If you’ve ever felt the love of another deeply, on the brink of fiercely, then I know you’ll pick up writing easily.
Easy like the slow ease that slipped through the cracks in the doorway to the bathroom as you stood beside your mother and learned the art of lipstick for the 300th time. Top lip. Bottom lip. Apply. Purse. Pucker.
That’s it. All I care to pass on after two years spent wedging words into this space.
Feeling the love of another so deeply, so fiercely, that you swear you could be the one to take that Same Love and groove it finely into someone else. That skill, that confidence… That will make anyone very good at anything they try.
If you’ve got that kind of Fierce Love, pick up a pencil and let it spill. Or a brush and let it go. Or a spoken word and let it ripple.
It’s my secret.
I’ve never taken a writing class. I’ve never draped my name in accolades. I’ve only watched my mother make black bean soup in the kitchen. I’ve only watched my father pour change in a jar. I’ve only stood so close to a man playing the saxophone in Central Park, perhaps too close, so I could pretend for just a second that he wanted to teach me how to breath. With Fire. With Passion. That he wanted to teach me to Breath Breathlessly.
After two years of coming to this blank slate of a WordPress page, my secret to all the words is this: someone loved me good at a young age, good enough to convince me that I was worth breath & life & day, and that, if I had all these things, I would be ok. Tomorrow would be ok. And that if I was to be One of the Lucky Ones with this Rare Kind of Tomorrow that I’ve mistakenly used as a laundry basket for the things I One Day Might Do, then I should use it to make others believe the truth: that they too are all worth breath & life & day.
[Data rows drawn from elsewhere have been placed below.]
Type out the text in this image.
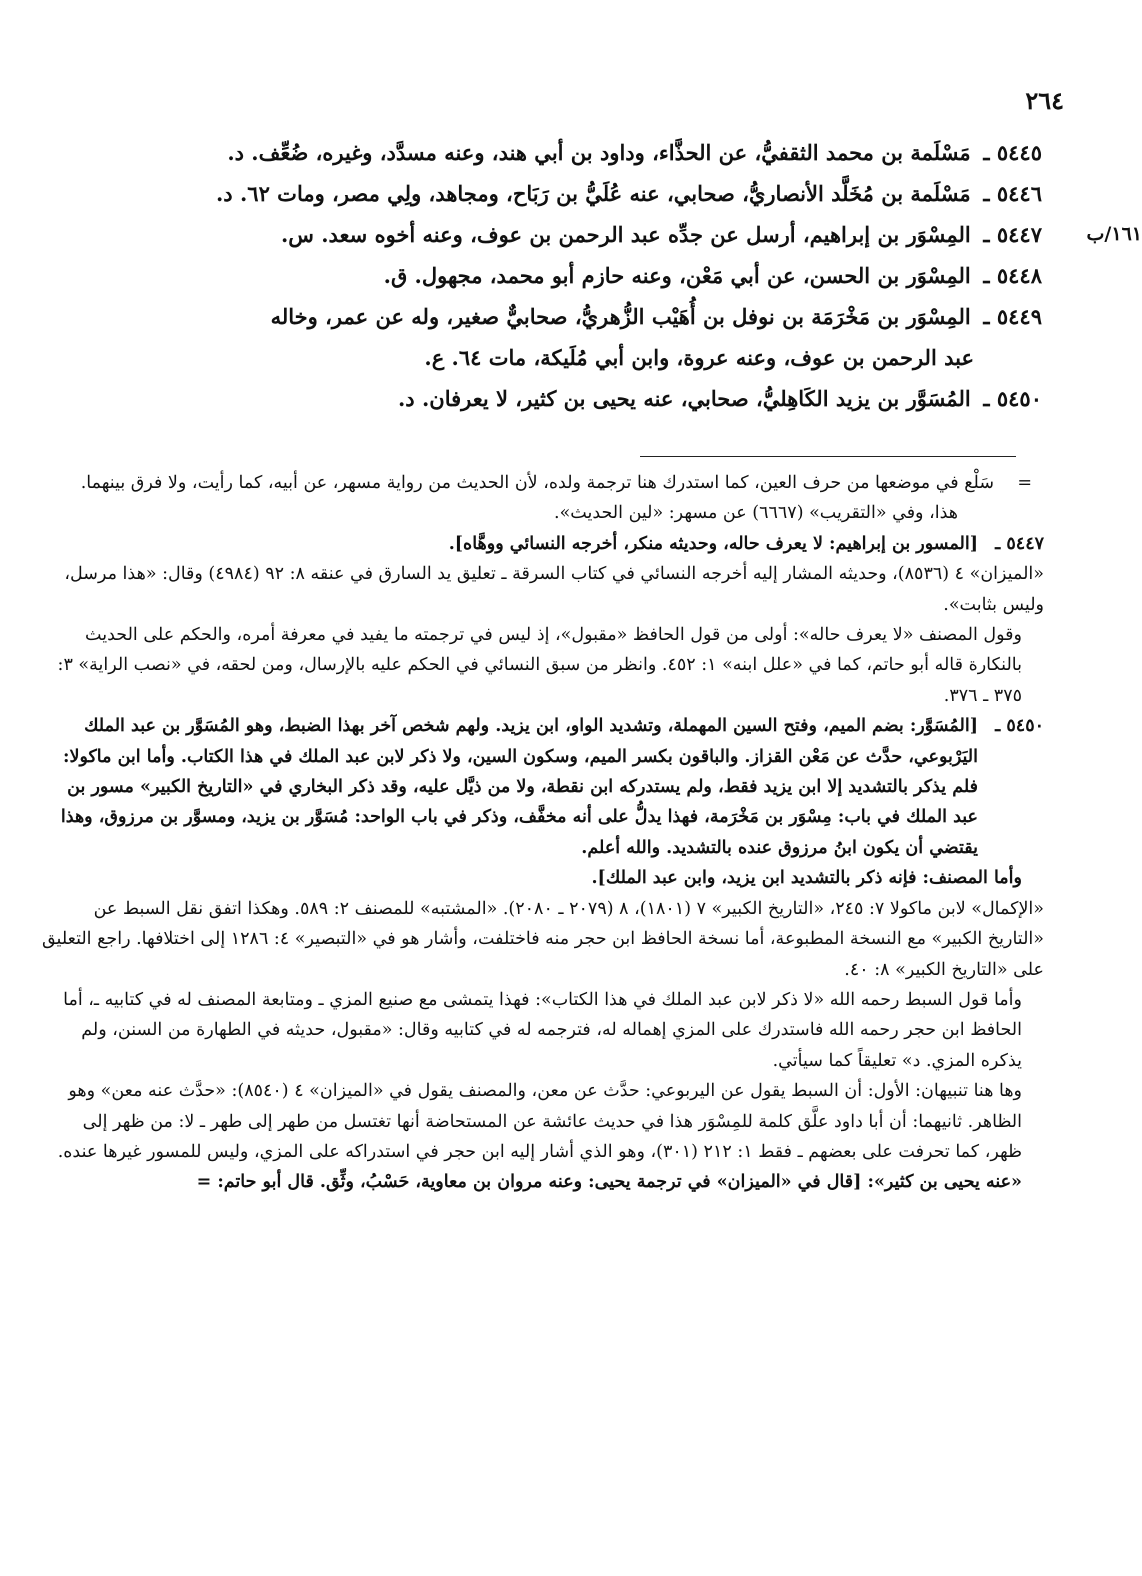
٢٦٤
٥٤٤٥ ـ مَسْلَمة بن محمد الثقفيُّ، عن الحذَّاء، وداود بن أبي هند، وعنه مسدَّد، وغيره، ضُعِّف. د.
٥٤٤٦ ـ مَسْلَمة بن مُخَلَّد الأنصاريُّ، صحابي، عنه عُلَيُّ بن رَبَاح، ومجاهد، ولِي مصر، ومات ٦٢. د.
١٦١/ب
٥٤٤٧ ـ المِسْوَر بن إبراهيم، أرسل عن جدِّه عبد الرحمن بن عوف، وعنه أخوه سعد. س.
٥٤٤٨ ـ المِسْوَر بن الحسن، عن أبي مَعْن، وعنه حازم أبو محمد، مجهول. ق.
٥٤٤٩ ـ المِسْوَر بن مَخْرَمَة بن نوفل بن أُهَيْب الزُّهريُّ، صحابيٌّ صغير، وله عن عمر، وخاله
عبد الرحمن بن عوف، وعنه عروة، وابن أبي مُلَيكة، مات ٦٤. ع.
٥٤٥٠ ـ المُسَوَّر بن يزيد الكَاهِليُّ، صحابي، عنه يحيى بن كثير، لا يعرفان. د.

=
سَلْع في موضعها من حرف العين، كما استدرك هنا ترجمة ولده، لأن الحديث من رواية مسهر، عن أبيه، كما رأيت، ولا فرق بينهما.

هذا، وفي «التقريب» (٦٦٦٧) عن مسهر: «لين الحديث».

٥٤٤٧ ـ
[المسور بن إبراهيم: لا يعرف حاله، وحديثه منكر، أخرجه النسائي ووهَّاه].

«الميزان» ٤ (٨٥٣٦)، وحديثه المشار إليه أخرجه النسائي في كتاب السرقة ـ تعليق يد السارق في عنقه ٨: ٩٢ (٤٩٨٤) وقال: «هذا مرسل، وليس بثابت».

وقول المصنف «لا يعرف حاله»: أولى من قول الحافظ «مقبول»، إذ ليس في ترجمته ما يفيد في معرفة أمره، والحكم على الحديث بالنكارة قاله أبو حاتم، كما في «علل ابنه» ١: ٤٥٢. وانظر من سبق النسائي في الحكم عليه بالإرسال، ومن لحقه، في «نصب الراية» ٣: ٣٧٥ ـ ٣٧٦.

٥٤٥٠ ـ
[المُسَوَّر: بضم الميم، وفتح السين المهملة، وتشديد الواو، ابن يزيد. ولهم شخص آخر بهذا الضبط، وهو المُسَوَّر بن عبد الملك اليَرْبوعي، حدَّث عن مَعْن القزاز. والباقون بكسر الميم، وسكون السين، ولا ذكر لابن عبد الملك في هذا الكتاب. وأما ابن ماكولا: فلم يذكر بالتشديد إلا ابن يزيد فقط، ولم يستدركه ابن نقطة، ولا من ذيَّل عليه، وقد ذكر البخاري في «التاريخ الكبير» مسور بن عبد الملك في باب: مِسْوَر بن مَخْرَمة، فهذا يدلُّ على أنه مخفَّف، وذكر في باب الواحد: مُسَوَّر بن يزيد، ومسوَّر بن مرزوق، وهذا يقتضي أن يكون ابنُ مرزوق عنده بالتشديد. والله أعلم.

وأما المصنف: فإنه ذكر بالتشديد ابن يزيد، وابن عبد الملك].

«الإكمال» لابن ماكولا ٧: ٢٤٥، «التاريخ الكبير» ٧ (١٨٠١)، ٨ (٢٠٧٩ ـ ٢٠٨٠). «المشتبه» للمصنف ٢: ٥٨٩. وهكذا اتفق نقل السبط عن «التاريخ الكبير» مع النسخة المطبوعة، أما نسخة الحافظ ابن حجر منه فاختلفت، وأشار هو في «التبصير» ٤: ١٢٨٦ إلى اختلافها. راجع التعليق على «التاريخ الكبير» ٨: ٤٠.

وأما قول السبط رحمه الله «لا ذكر لابن عبد الملك في هذا الكتاب»: فهذا يتمشى مع صنيع المزي ـ ومتابعة المصنف له في كتابيه ـ، أما الحافظ ابن حجر رحمه الله فاستدرك على المزي إهماله له، فترجمه له في كتابيه وقال: «مقبول، حديثه في الطهارة من السنن، ولم يذكره المزي. د» تعليقاً كما سيأتي.

وها هنا تنبيهان: الأول: أن السبط يقول عن اليربوعي: حدَّث عن معن، والمصنف يقول في «الميزان» ٤ (٨٥٤٠): «حدَّث عنه معن» وهو الظاهر. ثانيهما: أن أبا داود علَّق كلمة للمِسْوَر هذا في حديث عائشة عن المستحاضة أنها تغتسل من طهر إلى طهر ـ لا: من ظهر إلى ظهر، كما تحرفت على بعضهم ـ فقط ١: ٢١٢ (٣٠١)، وهو الذي أشار إليه ابن حجر في استدراكه على المزي، وليس للمسور غيرها عنده.

«عنه يحيى بن كثير»: [قال في «الميزان» في ترجمة يحيى: وعنه مروان بن معاوية، حَسْبُ، وثِّق. قال أبو حاتم: =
And that if I was here, standing here, then, it had to be for something. And I might as well explore and find My Something in this world. Because really, what else is there? I’ve believed in pennies turned heads up. In reindeer pawing just above my turquoise shutters. And I’ve believed that we were all born for Some Kind of Something.
Do you believe it? I mean, do you believe it enough to look for it? To give up for it? To wade in waters until you find it? To wade & wait and actually believe that you were born for Something much Bigger than what fits in the palms of your hands?
Me? I was born for this. Born to be held on subways and cafes. Born to be cradled at the spine, clutched in waiting rooms, held tight by the last flicker of a candle burning at the wick. I was born with this unexplainable, untouchable turns intangible turns untamable, madness inside of me that has left me wondering how you and him said goodbye. Leaves me carrying her heartbreak, his loneliness, the old man’s elation and the skinny girl’s pride, shoveled into my chest until I can dump it on a page. And sit. Just sit there. And find a way to line up words like soldiers, line up words willing to speak for unspeakable things: like Tragedy, like Death, like Heart in the Throat, Late Night “I’ll Meet You Anywhere” Conversations that might just end in We Won’t Make This Work because Here Let’s Circle It On A Map, The Miles That Drag Us Apart that will eventually turn into Let’s Just Forget It Until Morning, Until You Board That Plane, Until I Cannot Feel You Any Longer And Your Sweatshirt Loses Scent. That is what I was born for. My God, I am a bundle of breath because of it.
I am so fiercely, madly born for this that it leaves me walking away from this page. Crying where I shouldn’t cry. Pawing at God’s door like a little puppy. Because I want it so bad, every minute, to just give every second of this Short Little Thing Called Life to letting you know that you’re worth it… In Similes & Metaphors, you’re worth it. In Anecdotes & Allegory, you’re worth it…
I don’t believe people when they try to tell me how to be a child of God.
A child of God? There is really a way?
I say, if you want to be a child of God then find that space of breathlessness within you and then death grip it. Don’t ever let it go. Let it turn up your chin with the sunrise. Let it rock you to sleep. Let it leave you failing to put your finger on it. And let it be the very thing that makes you believe that people who lead breathless lives are the ones who first say, I’m worth it.